While visiting Lex in Florida last week, I tried to sketch a panda which turned out no better than if a panda itself had done it. When I returned home, a letter from Rhonda Winter, Latona Garden co-founder and now German resident, was in my mailbox. It was exactly what I had pictured in my meditations about a mythical animal keen to eat a mango sized tumor stuck up my butt.
(Visit www.caringbridge/jeffreybetcher for gory (gorier) details. Point is, this daily sort of community synchronicity happens all the time. It’s like dependable magic.
The connections between my unwieldy journey with cancer and the place I live, people I live near and others who have come through my life by way of the gardens emerge every day.
The experience so many have, that Bayview Hunters Point’s environmental and social history have bequeathed chronic and sometimes terminal health problems, has roots in reality. At the same time, I hope the internal strength of the social and cultural fabric here serves to make us healthier: a sort of karmic balance between adversity and folks coming together because life is just easier and more joyful that way.
In my reading about cancer and treatment, I’ve stumbled on serious studies and anecdotal evidence that social connections, like those that form around positive activities, can prevent disease and dramatically help those dealing with it.
Just across the Bay, in Alameda, a study by Peggy Reynolds and George Kaplan makes a case that people with the fewest social ties were three times more likely to die over a nine-year period than those who reported the most social ties. I’m not sure what that means about my getting this cancer, but it sure makes me value my neighbors as I deal with it.

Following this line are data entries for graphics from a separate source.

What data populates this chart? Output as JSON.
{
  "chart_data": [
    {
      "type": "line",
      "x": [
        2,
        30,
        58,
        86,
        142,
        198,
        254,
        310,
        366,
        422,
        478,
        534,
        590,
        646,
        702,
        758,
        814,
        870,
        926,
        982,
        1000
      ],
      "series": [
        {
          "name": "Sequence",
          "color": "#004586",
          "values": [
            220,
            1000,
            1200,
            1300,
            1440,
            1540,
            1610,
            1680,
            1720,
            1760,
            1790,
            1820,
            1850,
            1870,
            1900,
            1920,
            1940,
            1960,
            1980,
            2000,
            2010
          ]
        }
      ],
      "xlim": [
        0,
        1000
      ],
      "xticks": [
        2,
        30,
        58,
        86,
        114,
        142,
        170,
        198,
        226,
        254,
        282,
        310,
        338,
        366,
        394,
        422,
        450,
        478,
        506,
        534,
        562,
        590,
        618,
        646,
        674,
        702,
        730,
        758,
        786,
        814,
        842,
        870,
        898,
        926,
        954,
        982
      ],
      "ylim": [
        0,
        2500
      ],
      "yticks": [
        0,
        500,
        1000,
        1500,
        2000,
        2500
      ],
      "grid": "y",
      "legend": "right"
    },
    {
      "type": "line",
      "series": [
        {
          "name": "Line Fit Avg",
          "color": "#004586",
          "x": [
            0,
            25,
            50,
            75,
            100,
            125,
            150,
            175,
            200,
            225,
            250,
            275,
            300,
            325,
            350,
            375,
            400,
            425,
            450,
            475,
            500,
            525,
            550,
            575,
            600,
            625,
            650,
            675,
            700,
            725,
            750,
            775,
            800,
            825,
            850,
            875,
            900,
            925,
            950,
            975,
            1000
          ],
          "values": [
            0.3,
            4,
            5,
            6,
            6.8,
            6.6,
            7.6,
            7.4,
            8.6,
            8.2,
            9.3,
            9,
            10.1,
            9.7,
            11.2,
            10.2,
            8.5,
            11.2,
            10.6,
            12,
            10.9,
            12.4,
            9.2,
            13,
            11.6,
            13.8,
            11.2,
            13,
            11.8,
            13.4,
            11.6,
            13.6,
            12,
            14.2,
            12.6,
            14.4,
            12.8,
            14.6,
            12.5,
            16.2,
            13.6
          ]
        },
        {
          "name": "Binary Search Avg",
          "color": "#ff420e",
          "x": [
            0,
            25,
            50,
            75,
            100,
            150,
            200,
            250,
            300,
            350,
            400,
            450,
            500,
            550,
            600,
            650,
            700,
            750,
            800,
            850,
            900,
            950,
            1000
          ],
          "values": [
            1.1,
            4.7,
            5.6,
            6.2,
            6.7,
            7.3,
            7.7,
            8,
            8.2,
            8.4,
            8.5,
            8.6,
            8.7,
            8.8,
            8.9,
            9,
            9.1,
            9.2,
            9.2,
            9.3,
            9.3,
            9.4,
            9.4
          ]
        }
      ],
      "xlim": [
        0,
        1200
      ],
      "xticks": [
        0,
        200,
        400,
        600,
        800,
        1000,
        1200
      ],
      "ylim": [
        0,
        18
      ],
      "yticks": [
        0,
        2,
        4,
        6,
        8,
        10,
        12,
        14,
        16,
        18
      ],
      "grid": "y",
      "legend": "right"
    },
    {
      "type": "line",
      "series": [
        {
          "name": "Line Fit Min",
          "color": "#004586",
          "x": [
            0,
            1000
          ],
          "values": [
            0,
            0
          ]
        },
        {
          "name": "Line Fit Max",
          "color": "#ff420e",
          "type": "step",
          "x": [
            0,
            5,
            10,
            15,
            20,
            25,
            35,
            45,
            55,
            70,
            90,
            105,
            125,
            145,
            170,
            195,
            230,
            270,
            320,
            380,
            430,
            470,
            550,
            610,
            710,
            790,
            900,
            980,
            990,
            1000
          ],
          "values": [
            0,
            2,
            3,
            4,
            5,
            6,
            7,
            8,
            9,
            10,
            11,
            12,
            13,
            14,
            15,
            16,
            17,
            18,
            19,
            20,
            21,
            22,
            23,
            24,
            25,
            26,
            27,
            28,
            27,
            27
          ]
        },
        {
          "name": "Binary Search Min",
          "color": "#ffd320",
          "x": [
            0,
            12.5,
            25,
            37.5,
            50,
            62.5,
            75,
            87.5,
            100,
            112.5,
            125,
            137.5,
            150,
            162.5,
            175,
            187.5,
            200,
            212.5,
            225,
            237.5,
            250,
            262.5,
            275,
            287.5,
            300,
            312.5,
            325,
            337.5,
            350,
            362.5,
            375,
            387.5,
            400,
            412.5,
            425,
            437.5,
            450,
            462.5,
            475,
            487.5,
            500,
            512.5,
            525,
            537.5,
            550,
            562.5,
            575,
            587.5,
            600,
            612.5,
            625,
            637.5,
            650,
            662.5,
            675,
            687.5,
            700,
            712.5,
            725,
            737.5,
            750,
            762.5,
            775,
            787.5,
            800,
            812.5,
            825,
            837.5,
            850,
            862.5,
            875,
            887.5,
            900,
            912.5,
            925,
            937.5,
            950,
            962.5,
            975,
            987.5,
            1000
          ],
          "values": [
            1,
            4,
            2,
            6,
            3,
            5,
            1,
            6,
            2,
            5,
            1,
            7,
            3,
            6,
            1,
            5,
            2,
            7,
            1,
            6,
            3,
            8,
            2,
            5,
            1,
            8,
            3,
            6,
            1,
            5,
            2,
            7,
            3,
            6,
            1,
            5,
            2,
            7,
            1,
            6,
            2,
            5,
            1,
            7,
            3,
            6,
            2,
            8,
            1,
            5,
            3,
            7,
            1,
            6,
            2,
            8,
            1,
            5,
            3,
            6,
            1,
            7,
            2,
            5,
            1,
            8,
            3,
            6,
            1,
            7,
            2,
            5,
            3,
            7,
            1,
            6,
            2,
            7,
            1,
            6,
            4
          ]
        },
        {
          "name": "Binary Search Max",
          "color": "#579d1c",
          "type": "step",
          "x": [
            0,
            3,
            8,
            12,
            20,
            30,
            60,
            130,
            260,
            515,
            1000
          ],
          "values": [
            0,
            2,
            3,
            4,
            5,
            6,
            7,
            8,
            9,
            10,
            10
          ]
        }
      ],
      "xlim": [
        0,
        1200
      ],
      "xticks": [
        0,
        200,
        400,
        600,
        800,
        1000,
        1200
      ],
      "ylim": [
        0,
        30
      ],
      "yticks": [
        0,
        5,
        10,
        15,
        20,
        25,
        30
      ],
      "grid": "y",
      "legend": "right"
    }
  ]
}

And it makes me happy to share a bit of promising news with you, my neighbor near or far. After a September diagnosis of a Stage IV “incurable” cancer, I’ve just met with researchers at UCSF Mission Bay who are conducting a clinical trial that simply didn’t exist that short time ago. I’m not in the study yet, and there’s no guarantee (in life or cancer), but it’s hopeful.
For those of you who don’t know, Mission Bay is just up 3rd Street from where I live at Quesada Gardens, and includes a premiere cancer hospital that opened just in time to serve little ole me. I’m privileged, and I’m grateful to be part of a caring community that is beautifully unavoidable.